Kastle releases debut album with 15 relishable 2-step and garage tracks
Though Barrett Richards has been releasing forward-thinking music under the moniker of Kastle for over three years now, Tuesday marked the release of his self-titled debut album Kastle — a 15-track odyssey of warping, vocal-driven bass music. With countless tempos represented, Kastle oscillates between slower 2-step jams and more upbeat, garage-centric productions. The culmination is an awe-inspiring first album playing off the sonic signatures of the past with a futuristic vision in mind.
Having seen Kastle open for 12th Planet three years ago in Los Angeles (a strange combination in retrospect), it’s been a pleasure watch his progress as an artist over the years. While I was initially captivated by his mellower take on dubstep, I’ve since learned to appreciate the diversity of his taste in bass music. It’s worth mentioning his Coffee Shop At the End of the Universe series at this point, an otherworldly exposé of his predilection for futuristic, soulful bass tunes. You likely won’t recognize a single track here, but that’s the beauty of it.
The album, by far the reigning accomplishment of Richards’ young career, opens with “Stay Close,” immediately instilling a soporific warmth in the listener, aided by Kastle’s softly-layered drum work and comforting vocals from Austin Paul. At first listen, it immediately recalls The xx. Austin Paul doesn’t necessarily sound like Romy Madley Croft or Oliver Sim, but Kastle’s production evokes a similarly welcoming intimacy — undoubtedly an ideal emotion for an album opener.
Kastle – Stay Close
Kastle picks up the tempo for the next three tracks, pulling you out of the comforting haze of “Stay Close” with the garage rhythms of “Been Awhile.” Austin Paul returns for the subsequent song “Without You,” with his voice heavily manipulated by Kastle’s powerful vocal transposing, while popular Jordanian vocalist Ayah Marar is featured on the house-heavy “Insatiable.”
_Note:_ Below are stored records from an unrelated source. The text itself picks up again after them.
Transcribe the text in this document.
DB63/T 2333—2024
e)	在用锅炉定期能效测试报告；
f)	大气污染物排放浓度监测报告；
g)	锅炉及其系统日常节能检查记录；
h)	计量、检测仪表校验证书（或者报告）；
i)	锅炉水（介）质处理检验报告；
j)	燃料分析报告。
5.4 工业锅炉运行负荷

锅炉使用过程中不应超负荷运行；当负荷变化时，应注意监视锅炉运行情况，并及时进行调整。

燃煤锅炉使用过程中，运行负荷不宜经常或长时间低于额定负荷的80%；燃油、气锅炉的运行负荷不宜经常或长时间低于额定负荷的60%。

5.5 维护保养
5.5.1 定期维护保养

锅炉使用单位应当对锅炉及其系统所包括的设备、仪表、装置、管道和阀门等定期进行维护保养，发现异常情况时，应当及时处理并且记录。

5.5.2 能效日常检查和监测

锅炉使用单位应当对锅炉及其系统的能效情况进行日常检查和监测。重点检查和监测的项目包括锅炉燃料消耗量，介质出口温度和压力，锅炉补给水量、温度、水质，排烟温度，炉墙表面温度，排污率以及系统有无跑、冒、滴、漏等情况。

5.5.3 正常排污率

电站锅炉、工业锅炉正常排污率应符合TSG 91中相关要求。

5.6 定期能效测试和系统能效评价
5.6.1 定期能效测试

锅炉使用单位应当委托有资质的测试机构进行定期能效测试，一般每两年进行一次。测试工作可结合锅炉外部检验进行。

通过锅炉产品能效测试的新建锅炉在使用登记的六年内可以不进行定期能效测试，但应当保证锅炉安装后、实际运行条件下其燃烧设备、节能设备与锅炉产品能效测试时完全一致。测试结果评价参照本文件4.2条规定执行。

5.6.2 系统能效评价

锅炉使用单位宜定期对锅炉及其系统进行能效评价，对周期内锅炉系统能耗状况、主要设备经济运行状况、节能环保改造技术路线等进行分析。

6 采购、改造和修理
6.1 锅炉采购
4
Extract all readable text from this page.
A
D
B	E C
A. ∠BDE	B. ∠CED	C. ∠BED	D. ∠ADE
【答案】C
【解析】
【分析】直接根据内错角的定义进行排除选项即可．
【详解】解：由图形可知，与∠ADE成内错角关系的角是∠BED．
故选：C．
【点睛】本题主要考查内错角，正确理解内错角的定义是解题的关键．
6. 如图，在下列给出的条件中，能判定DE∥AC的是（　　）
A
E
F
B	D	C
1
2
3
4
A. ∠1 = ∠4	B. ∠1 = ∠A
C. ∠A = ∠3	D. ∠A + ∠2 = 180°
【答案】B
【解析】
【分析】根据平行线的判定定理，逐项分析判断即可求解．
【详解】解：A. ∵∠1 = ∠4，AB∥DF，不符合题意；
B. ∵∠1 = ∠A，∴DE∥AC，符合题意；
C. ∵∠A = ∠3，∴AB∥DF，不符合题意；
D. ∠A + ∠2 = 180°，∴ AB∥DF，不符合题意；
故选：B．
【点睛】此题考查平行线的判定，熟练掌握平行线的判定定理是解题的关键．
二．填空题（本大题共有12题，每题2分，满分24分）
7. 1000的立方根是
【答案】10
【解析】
The sixth track on the album, “Timeless,” is sure to take you by surprise. While R&B vocals are prevalent throughout Kastle, with the help of Armanni Reign, “Timeless” is distinctly hip-hop. Backed by a deep 100 bpm beat, Armanni Reign’s lyrical flow evokes the greatness of both Notorious B.I.G. and Jay-Z.
Kastle – Timeless
“Red Light” is another such track you can’t overlook, as it’s possibly the best of the entire album. Ayah Marar’s seductive lyrics craft an enticing vocal mystique, as “Red Light” employs a steady four-on-the-floor beat nearly throughout, making it one of the more purely house tracks on the album. With that said, in typical Kastle fashion, the track features a cleanly integrated halftime section two-thirds of the way through. With its brilliant vocal warping, classy vibe, and gliding synths, it’s easy to see why “Red Light” was pushed as the album’s first single. Fans of Disclosure will love this one.
Other tracks worth mentioning include “Must Be Crazy,” a more instrumental composition working off guitar riffs, reverb, and ATLAS’s powerful voice, as well as “Make You Stay,” a pure production with an enveloping atmosphere and conspicuous trap influence.
Kastle’s debut LP is not your everyday dance release. This is not the kind of album to be played out at festivals or in Miami and Vegas nightclubs. Rather, this is an album to listen to in the quiet comfort of your headphones or living room sound system. This is an album to fall in love to, seduce to, light up to, fall asleep to…this is an album for Sunday mornings, rainy days, dreamy moods and inspired contemplation.